Por Amanda Perobelli e Lisandra Paraguassu
ELDORADO DO SUL (Reuters) - Foram três dias de chuvas fortes até Edite de Almeida e João Engelmann decidirem que não tinham escolha a não ser sair de casa, soltando seu pequeno rebanho leiteiro em terras mais elevadas.
A água no assentamento Integração Gaúcha, em Eldorado do Sul, a 70 quilômetros de Porto Alegre, já chegava a 1,5 metro de altura. No dia seguinte, alcançou o telhado das casas.
A enchente sem precedentes que devastou o Rio Grande do Sul, matando ao menos 169 pessoas e deixando milhares de desabrigados, destruiu a comunidade de pequenos produtores que fez sua vida há mais de 30 anos entre as margens do rio Jacuí e o lago Guaíba.
Das 60 galinhas poedeiras do casal, apenas oito sobreviveram. As vacas sobreviveram, mas não têm onde pastar na paisagem inundada.

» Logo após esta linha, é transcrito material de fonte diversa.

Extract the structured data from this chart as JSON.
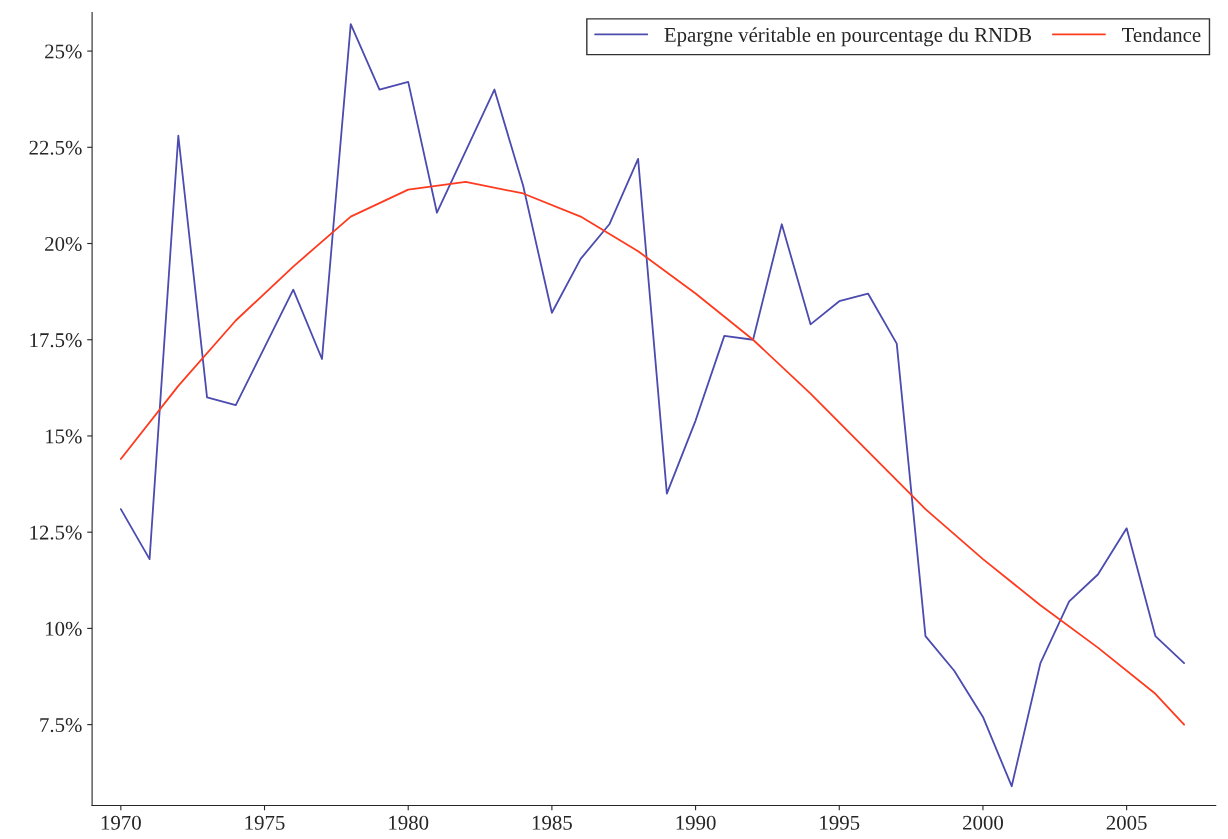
{
  "chart_data": {
    "type": "line",
    "xlim": [
      1969,
      2008.1
    ],
    "ylim": [
      5.4,
      26
    ],
    "xticks": [
      1970,
      1975,
      1980,
      1985,
      1990,
      1995,
      2000,
      2005
    ],
    "yticks": [
      {
        "value": 7.5,
        "label": "7.5%"
      },
      {
        "value": 10,
        "label": "10%"
      },
      {
        "value": 12.5,
        "label": "12.5%"
      },
      {
        "value": 15,
        "label": "15%"
      },
      {
        "value": 17.5,
        "label": "17.5%"
      },
      {
        "value": 20,
        "label": "20%"
      },
      {
        "value": 22.5,
        "label": "22.5%"
      },
      {
        "value": 25,
        "label": "25%"
      }
    ],
    "grid": false,
    "legend": "top right",
    "marker": "none",
    "line_style": "solid",
    "series": [
      {
        "name": "Epargne véritable en pourcentage du RNDB",
        "color": "#4b4bb0",
        "x": [
          1970,
          1971,
          1972,
          1973,
          1974,
          1975,
          1976,
          1977,
          1978,
          1979,
          1980,
          1981,
          1982,
          1983,
          1984,
          1985,
          1986,
          1987,
          1988,
          1989,
          1990,
          1991,
          1992,
          1993,
          1994,
          1995,
          1996,
          1997,
          1998,
          1999,
          2000,
          2001,
          2002,
          2003,
          2004,
          2005,
          2006,
          2007
        ],
        "values": [
          13.1,
          11.8,
          22.8,
          16.0,
          15.8,
          17.3,
          18.8,
          17.0,
          25.7,
          24.0,
          24.2,
          20.8,
          22.4,
          24.0,
          21.5,
          18.2,
          19.6,
          20.5,
          22.2,
          13.5,
          15.4,
          17.6,
          17.5,
          20.5,
          17.9,
          18.5,
          18.7,
          17.4,
          9.8,
          8.9,
          7.7,
          5.9,
          9.1,
          10.7,
          11.4,
          12.6,
          9.8,
          9.1
        ]
      },
      {
        "name": "Tendance",
        "color": "#ff3b1f",
        "x": [
          1970,
          1972,
          1974,
          1976,
          1978,
          1980,
          1982,
          1984,
          1986,
          1988,
          1990,
          1992,
          1994,
          1996,
          1998,
          2000,
          2002,
          2004,
          2006,
          2007
        ],
        "values": [
          14.4,
          16.3,
          18.0,
          19.4,
          20.7,
          21.4,
          21.6,
          21.3,
          20.7,
          19.8,
          18.7,
          17.5,
          16.1,
          14.6,
          13.1,
          11.8,
          10.6,
          9.5,
          8.3,
          7.5
        ]
      }
    ]
  }
}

"Se eu for avaliar tudo que eu perdi dentro de casa a perda é grande. Mas eu não perdi, eu estou viva, toda a família está viva", disse Edite à Reuters na manhã de um domingo frio no galpão onde ela, a família e vizinhos do assentamento buscaram abrigado.
"Eu não lamento muito não, eu agradeço, porque teve muitas perdas muito piores do que a minha. Eu agradeço por estar bem, por estar conseguindo sobreviver, e lamento pelas pessoas que perderam família", afirmou.
Durante as enchentes, Engelmann fez viagens diárias a pé, de trator e de barco para levar ao rebanho todo alimento que encontrava. Ele voltava encharcado todas as noites depois de percorrer as fazendas com amigos, ajudando a retirar o gado morto e cuidando dos sobreviventes.
Um vizinho encontrou um porco morto em seu quarto. Por toda parte, campos de arroz e outras plantações foram destruídos.
Depois de 10 dias, quando a água começou a baixar, Edite foi pela primeira vez ver a situação da casa que construiu e montou com muito sacrifício há 18 anos. Era hora de começar a limpar e reconstruir, e a família sabe o que significa isso.
A história do casal começa na década de 1980, em um acampamento em Cruz Alta, no centro do Rio Grande do Sul, onde nasceu o Movimento dos Trabalhadores Sem Terra (MST) no Brasil.
Na espera por um lote de terra, os dois casaram e tiveram filhos, até chegar ao assentamento em Eldorado, organizado pelo governo do Estado -- o terceiro assentamento da história do movimento no país -- junto com 30 outras famílias.
Ali são produzidos boa parte do arroz orgânico do MST, que ficou famoso no país, além de hortaliças, leite, ovos e suínos, em um patamar que permitiu às famílias um padrão de vida estável, com casas equipadas e filhos na universidade.
As inundações, no entanto, vão fazer com que tenham de começar tudo de novo.
"Eu já passei por isso quando a gente era acampado. A dificuldade de cozinhar, de dormir. Eu já aprendi a viver isso daí, mas não pensava que fosse voltar a fazer de novo", disse Edite.
Dados levantados pelo MST apontam que 170 famílias perderam toda a produção de frutas e hortaliças, com valor estimado em torno de 35 milhões de reais. Na produção de leite, a conta chega a 3 milhões de reais com perdas de animais, galpões, maquinário e leite não entregue.
Inácio Hoffmann, de 60 anos, um dos vizinhos mais próximos do casal, não teve a mesma sorte. Dos seus 22 animais, 13 morreram. Nos primeiros dias não conseguia falar do acontecido sem chorar.
"Falar é muito difícil, é muito recente. Eu tenho 60 anos, sou aposentado há quatro meses... faz um tempo que estava pensando em mudar. Talvez seja a hora", disse.
O cansaço está no rosto de todos. A limpeza das casas, o recolher dos animais mortos, contar os prejuízos das hortas e campos de arroz alagados e destruídos, as noites insones pelo frio e pela preocupação marcam o dia dos assentados.
Voltar, ninguém ainda conseguiu. Alguns, como Hoffmann, pensam em desistir. Outros, como Edite, estão determinados a prosseguir.
"Aos pouquinhos a gente vai voltando. Chegamos do nada. Voltamos para o nada e vamos começar de novo", disse.